First, using @views
to avoid allocation at those slicing of arrays together with @inbounds
, I could reduce the execution time from 24.354 ms to 20.632 ms. I did not look very carefully, maybe you can tweak a little more, but I am not sure if the performance will be much good.

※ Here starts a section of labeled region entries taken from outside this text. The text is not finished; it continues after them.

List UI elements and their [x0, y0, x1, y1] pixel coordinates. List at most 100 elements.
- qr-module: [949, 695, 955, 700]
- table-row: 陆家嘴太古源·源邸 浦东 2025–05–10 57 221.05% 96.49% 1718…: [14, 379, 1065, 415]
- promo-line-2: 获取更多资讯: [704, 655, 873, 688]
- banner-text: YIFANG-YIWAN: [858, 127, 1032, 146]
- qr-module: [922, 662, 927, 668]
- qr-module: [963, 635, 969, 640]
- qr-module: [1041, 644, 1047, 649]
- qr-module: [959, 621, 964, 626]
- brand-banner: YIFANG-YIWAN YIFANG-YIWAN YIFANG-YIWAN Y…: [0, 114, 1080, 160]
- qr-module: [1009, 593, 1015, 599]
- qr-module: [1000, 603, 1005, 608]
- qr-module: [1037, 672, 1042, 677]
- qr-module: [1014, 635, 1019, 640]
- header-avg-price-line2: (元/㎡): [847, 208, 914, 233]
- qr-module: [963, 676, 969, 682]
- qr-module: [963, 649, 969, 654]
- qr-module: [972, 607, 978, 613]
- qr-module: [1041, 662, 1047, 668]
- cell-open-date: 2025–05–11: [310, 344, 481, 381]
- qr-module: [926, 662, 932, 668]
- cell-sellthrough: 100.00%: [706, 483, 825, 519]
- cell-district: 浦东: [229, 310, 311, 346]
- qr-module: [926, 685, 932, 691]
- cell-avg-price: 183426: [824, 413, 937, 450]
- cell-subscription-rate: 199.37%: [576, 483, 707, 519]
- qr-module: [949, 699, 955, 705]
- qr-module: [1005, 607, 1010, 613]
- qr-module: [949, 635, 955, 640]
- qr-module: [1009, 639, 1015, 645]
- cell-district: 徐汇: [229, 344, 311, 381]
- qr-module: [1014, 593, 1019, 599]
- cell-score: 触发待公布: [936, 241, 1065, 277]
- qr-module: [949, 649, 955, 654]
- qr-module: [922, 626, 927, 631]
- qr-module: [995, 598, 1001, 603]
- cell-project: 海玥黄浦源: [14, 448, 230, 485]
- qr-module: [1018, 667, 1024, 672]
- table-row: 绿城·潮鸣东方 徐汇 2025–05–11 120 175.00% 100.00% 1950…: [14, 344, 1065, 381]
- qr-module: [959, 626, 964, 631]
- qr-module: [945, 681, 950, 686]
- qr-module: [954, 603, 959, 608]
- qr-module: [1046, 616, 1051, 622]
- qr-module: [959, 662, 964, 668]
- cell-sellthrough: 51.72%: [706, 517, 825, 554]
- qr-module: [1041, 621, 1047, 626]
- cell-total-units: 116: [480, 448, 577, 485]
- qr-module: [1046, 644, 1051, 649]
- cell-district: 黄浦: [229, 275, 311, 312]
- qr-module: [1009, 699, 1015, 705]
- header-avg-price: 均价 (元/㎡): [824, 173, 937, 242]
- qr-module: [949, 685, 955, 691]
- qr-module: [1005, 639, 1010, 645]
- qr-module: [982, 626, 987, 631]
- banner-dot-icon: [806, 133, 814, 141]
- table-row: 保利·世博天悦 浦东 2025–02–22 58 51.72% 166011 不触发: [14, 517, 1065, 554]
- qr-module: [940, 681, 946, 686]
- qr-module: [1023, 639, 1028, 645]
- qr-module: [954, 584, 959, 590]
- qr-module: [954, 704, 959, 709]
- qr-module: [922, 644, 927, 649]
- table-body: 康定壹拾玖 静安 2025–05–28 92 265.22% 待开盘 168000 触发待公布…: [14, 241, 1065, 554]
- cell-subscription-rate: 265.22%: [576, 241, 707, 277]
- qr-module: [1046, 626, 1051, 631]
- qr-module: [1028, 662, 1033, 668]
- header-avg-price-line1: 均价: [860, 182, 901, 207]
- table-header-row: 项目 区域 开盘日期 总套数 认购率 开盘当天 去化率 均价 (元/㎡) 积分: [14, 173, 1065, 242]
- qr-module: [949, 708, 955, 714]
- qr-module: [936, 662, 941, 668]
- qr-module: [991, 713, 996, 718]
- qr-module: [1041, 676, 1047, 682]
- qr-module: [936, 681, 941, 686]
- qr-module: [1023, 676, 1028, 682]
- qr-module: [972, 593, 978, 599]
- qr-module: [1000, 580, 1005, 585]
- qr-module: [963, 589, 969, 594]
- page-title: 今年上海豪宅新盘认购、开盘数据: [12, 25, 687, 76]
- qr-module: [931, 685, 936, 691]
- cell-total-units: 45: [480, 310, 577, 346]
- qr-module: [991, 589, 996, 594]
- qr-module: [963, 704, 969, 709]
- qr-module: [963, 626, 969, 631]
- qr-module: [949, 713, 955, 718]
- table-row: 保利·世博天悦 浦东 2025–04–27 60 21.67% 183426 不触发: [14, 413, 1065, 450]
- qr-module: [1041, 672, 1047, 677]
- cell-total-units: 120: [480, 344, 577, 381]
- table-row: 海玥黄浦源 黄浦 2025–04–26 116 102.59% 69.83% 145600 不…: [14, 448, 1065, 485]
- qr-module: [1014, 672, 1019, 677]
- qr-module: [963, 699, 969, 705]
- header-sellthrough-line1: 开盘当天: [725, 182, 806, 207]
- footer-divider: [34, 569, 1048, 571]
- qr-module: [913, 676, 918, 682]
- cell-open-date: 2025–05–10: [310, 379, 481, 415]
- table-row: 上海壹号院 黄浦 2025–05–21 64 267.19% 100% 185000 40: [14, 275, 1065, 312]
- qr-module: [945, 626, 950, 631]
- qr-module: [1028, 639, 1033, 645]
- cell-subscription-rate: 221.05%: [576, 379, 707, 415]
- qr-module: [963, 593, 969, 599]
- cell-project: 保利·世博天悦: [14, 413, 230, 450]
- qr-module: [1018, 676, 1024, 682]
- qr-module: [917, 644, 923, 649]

However, since you are basically dealing with 3x1 vectors, then you should really using StaticArrays.jl. The SVector
is a immutable vector allocated in the stack that is much faster if you are working with small arrays. I modified you code to use SVector
(hope I did everything right):
using LinearAlgebra
using BenchmarkTools
using StaticArrays
@inline do_rotation(M_in, B1, θ) =
M_in * cos(θ) + cross(B1/norm(B1), M_in) * sin(θ) + B1/norm(B1) * dot(B1/norm(B1), M_in) * (1 - cos(θ))
@inline B1_vec(b1, X, G, F) = SVector{3,Float64}(real(b1), imag(b1), X*G + F)
function sim(X, resol, b1, G, F, M)
Output = Vector{SVector{3,Float64}}(undef, length(X))
@inbounds @views for x in eachindex(X)
for tt = 1:length(b1)-1
B1 = B1_vec(b1[tt], X[x], G[tt], F[tt])
if abs(norm(B1)*resol) != 0.0
M[tt+1] = do_rotation(M[tt], B1, norm(B1) * resol)
else
M[tt+1] = M[tt]
end
end
Output[x] = M[end]
end
return Output
end
##
time_pts = 1000;
x_pts = 100;
resol = 4e-5;
X = collect(range(-10/2,10/2,length = x_pts));
B = zeros(ComplexF64,time_pts);
G = ones(time_pts)
F = ones(time_pts)
M = [@SVector zeros(3) for _ = 1:time_pts]
M[1] = @SVector [0.0,0.0,0.5]
@btime sim($X, $resol, $B, $G, $F, $M)
Now, take a look at the benchmark:
julia> include("teste_views.jl")
2.352 ms (1 allocation: 2.50 KiB)
It is 10x faster. The only “problem” is that your output is a vector of vectors instead of a big matrix. But you can convert it easily.